There are a few ways to begin to work with this other, which I have listed below.
- Recognize this voice as something other than your highest self. It is important that we realize that this voice we encounter is an aspect of our experience, but it does not need to have free reign over our decisions. It helps to name this inner critic, so that we can begin to identify when it is present within our inner dialogue. From there, we can choose to notice it's warnings, and we can choose to heed these warnings or not. Remember, there is always a choice.
- Notice how you respond to this character. From a space of relaxation, without judgement or criticism, notice the response tendencies to this inner voice. This inner critic has a purpose. This voice and the larger functioning mind, is a tool for our use. But when the roles get flipped, when the mind or the ego takes over and uses us as its tool, we are faced with a situation where we feel out of control and full of anxiety. Flip the switch and take back control. Notice the messages being delivered.

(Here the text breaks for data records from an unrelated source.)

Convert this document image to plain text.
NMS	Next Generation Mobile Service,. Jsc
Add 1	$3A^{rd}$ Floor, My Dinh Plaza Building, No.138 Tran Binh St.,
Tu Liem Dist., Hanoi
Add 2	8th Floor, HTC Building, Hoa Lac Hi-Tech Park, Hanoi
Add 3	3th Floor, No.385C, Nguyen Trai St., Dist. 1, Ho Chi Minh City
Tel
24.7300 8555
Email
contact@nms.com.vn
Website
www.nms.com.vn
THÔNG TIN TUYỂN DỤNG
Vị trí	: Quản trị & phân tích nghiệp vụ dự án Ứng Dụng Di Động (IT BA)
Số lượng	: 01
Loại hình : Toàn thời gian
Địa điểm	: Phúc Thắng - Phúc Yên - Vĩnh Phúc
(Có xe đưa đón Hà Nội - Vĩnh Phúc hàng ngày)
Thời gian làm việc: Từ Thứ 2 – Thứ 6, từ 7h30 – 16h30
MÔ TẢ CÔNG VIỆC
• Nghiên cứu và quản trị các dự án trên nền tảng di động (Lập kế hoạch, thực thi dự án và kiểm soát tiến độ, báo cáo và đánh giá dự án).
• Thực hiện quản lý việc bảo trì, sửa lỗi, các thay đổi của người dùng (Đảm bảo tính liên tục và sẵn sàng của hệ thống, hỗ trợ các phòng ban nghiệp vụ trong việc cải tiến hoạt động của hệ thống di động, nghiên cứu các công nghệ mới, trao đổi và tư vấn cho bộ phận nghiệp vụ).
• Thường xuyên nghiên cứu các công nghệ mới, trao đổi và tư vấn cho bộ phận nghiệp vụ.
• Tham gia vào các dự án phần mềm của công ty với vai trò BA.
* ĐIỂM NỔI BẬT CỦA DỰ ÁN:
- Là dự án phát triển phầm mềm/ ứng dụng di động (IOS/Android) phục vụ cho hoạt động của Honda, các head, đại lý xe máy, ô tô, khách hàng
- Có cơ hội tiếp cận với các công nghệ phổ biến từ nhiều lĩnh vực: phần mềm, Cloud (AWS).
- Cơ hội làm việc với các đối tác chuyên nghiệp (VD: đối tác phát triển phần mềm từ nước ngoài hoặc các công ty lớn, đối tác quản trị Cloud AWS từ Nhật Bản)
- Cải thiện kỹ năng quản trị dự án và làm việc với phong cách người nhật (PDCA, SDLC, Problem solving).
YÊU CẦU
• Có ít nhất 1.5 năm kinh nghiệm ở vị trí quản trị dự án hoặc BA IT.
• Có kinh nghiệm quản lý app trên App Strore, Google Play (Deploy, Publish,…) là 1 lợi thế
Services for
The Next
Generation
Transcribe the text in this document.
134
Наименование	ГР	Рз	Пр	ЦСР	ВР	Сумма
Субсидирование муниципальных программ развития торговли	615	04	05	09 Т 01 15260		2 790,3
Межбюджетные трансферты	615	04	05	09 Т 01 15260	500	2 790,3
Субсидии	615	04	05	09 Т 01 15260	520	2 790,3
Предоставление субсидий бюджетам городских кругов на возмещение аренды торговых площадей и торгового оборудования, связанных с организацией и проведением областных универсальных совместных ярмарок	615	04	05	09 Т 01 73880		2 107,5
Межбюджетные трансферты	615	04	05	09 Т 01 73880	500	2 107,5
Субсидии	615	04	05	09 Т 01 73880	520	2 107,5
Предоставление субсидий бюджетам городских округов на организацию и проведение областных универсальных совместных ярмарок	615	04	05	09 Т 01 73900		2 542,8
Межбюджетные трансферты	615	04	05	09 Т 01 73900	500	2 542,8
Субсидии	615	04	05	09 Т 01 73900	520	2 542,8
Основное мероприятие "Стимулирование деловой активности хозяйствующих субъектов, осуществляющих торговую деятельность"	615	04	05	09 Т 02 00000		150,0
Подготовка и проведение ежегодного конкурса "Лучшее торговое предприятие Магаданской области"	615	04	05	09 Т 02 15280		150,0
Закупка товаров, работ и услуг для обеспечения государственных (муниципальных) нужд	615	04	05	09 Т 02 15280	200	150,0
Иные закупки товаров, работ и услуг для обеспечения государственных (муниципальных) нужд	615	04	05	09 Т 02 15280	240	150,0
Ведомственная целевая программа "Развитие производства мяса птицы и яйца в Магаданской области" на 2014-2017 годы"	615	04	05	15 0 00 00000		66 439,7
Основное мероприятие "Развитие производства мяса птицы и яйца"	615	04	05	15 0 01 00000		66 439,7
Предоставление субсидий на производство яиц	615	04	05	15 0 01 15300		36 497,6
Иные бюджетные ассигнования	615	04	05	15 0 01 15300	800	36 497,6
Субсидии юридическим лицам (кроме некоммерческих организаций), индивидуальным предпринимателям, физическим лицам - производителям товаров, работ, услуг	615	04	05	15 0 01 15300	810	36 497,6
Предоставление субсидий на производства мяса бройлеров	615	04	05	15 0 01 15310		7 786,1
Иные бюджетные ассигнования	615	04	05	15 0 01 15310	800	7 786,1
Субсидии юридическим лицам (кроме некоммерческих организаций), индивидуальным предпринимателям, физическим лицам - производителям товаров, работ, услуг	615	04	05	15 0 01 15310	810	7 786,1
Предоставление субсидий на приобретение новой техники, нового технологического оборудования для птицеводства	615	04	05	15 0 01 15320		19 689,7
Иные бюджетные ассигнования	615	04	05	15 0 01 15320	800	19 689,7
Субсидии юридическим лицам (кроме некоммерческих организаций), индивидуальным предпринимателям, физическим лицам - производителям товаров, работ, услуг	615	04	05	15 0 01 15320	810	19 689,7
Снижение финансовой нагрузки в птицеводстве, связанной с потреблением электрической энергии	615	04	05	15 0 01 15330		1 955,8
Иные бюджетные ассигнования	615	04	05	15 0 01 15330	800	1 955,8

Choose to view these messages as advice and, as we would practice discernment from any other piece of advice we're given, remember there is a choice as to whether we heed this advice or not.
- Remember ALL choices contain risks... but the energy accompanying these risks changes when we change our perspective with regards to these risks. Instead of looking at these messages or these percieved risks as something negative, we can choose to accept all outcomes as acceptable and a part of the adventure that is life. Our reality is only ever representative of the perspective with which we choose our experience. Risks can be seen as dangerous, or they can be seen as adventurous. They can be seen as burdensome or as empowering, as threatening or stimulating, as imposing or as an opportunity to learn and grow. It's all in the lenses we choose to wear.
- Acting with courage in the face of fear is called vulnerability, and it is the source of our greatest strength. Brene Brown, the author of Daring Greatly, says that "vulnerability sounds like truth and feels like courage. Truth and courage are not always comfortable, but they are never weakness." Choosing to listen to the inner critic and acting anyway is a major act of courage. Those who take the greatest risks in terms of their personal and professional lives aren't fearless. I can guarantee you, there is fear present when they choose to act. However, what is different with these choices is an understanding that that fear, which is based in failure, is not the "be all, end all." Knowing that failure is an important part of growth and expansion, this decision to act in the face of fear can be expansive and empowering. Vulnerability is always challenging us to ride our edges, allowing those edges to grow and expand every time they are met.
- Find a physical anchor that acts as a switch on the inner dialogue occuring in that moment. Create a physical act that acts as an anchor to this present moment, instead of the projections and stories playing that aren't based in any physical reality. Some people push a button on their bodies, turning "off" the inner saboteur and turning "on" the inner cheerleader. Others clap. Some choose to close their eyes and follow their breathing for a minute or two. I believe is is important to keep the anchor physical as it brings us out of the mental plane and into presence. It allows us to see that we have a choice to decide to politely ignore the inner critic. Remember our thoughts are EXTREMELY powerful. Flip the switch and choose those thoughts wisely.
This inner critic doesn't have to be our enemy. In fact, we can begin to develop a positive relationship to them. But any healthy relationship is grounded in BOUNDARIES, in RESPECT, and in REFLECTIVE AWARENESS. Flip the switch and begin to heal your relationship to your inner gremlins today.